Brought to you by OBS reviewer Verushka


Wired hits the ground running taking us and Desh into Kira Miller’s world at full speed. Originally tasked with finding her, things change drastically when Desh finds out that nothing is what it seems about her or the men who hired him to find her.

Desh is a soldier who has left the army behind when he finds himself trying to find Kira. She is a scientist, a genius who has discovered a way to increase a human being’s intelligence immensely, but that does not come without consequences; something which scares her immensely.

Of the two, Kira is more fascinating to me. She is cool, calm and logical through the novel and just as capable as Desh is. Her intelligence is in all honesty intimidating, but she isn’t shy about showing her emotion when the occasion calls for it. Richards handles these two parts of her skillfully.

In essence, this is a game of cat and mouse, or Sherlock and Moriarty (as the book terms is), but the premise and the science that wraps a familiar story in something new. The desire to be better, cleverer or to live longer (I might have mentioned Kira is a genius) is something anyone can understand. Who wouldn’t want to know and do, well basically everything, or live for ages longer? But along with this question, the book highlights the consequences of such desires as well.

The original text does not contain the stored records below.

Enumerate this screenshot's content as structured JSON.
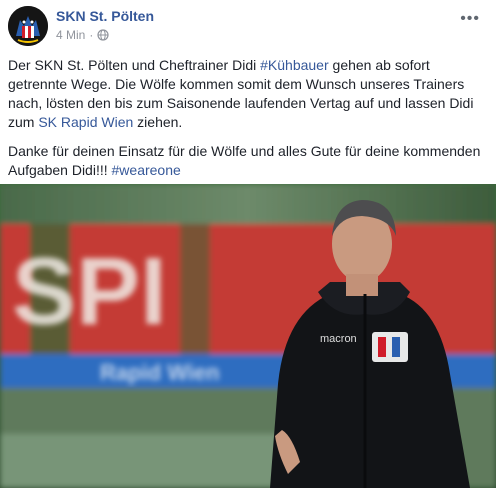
{
  "post": {
    "page_name": "SKN St. Pölten",
    "time": "4 Min",
    "separator": "·",
    "more_label": "•••",
    "p1_part1": "Der SKN St. Pölten und Cheftrainer Didi ",
    "p1_hashtag": "#Kühbauer",
    "p1_part2": " gehen ab sofort getrennte Wege. Die Wölfe kommen somit dem Wunsch unseres Trainers nach, lösten den bis zum Saisonende laufenden Vertag auf und lassen Didi zum ",
    "p1_link": "SK Rapid Wien",
    "p1_part3": " ziehen.",
    "p2_part1": "Danke für deinen Einsatz für die Wölfe und alles Gute für deine kommenden Aufgaben Didi!!! ",
    "p2_hashtag": "#weareone"
  },
  "photo": {
    "banner_text": "SPI",
    "banner_sub": "Rapid Wien",
    "jacket_brand": "macron"
  },
  "colors": {
    "link": "#365899",
    "meta": "#90949c"
  }
}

In Amped, the second novel in this series, Kira and Desh are forced to question everything they thought they knew about each other, while trying to fend off the government and another adversary. Richards is as every bit a competent writer as he was in Wired, and as a second novel, it is a worthy sequel. But, I confess, that by the time I started reading this, I found the science less attractive than I did in the first book.

Richards is an excellent writer, who has created interesting, relatable characters who are dealing with pretty mind-blowing (to me) scientific concepts that made me think about things I hadn’t before.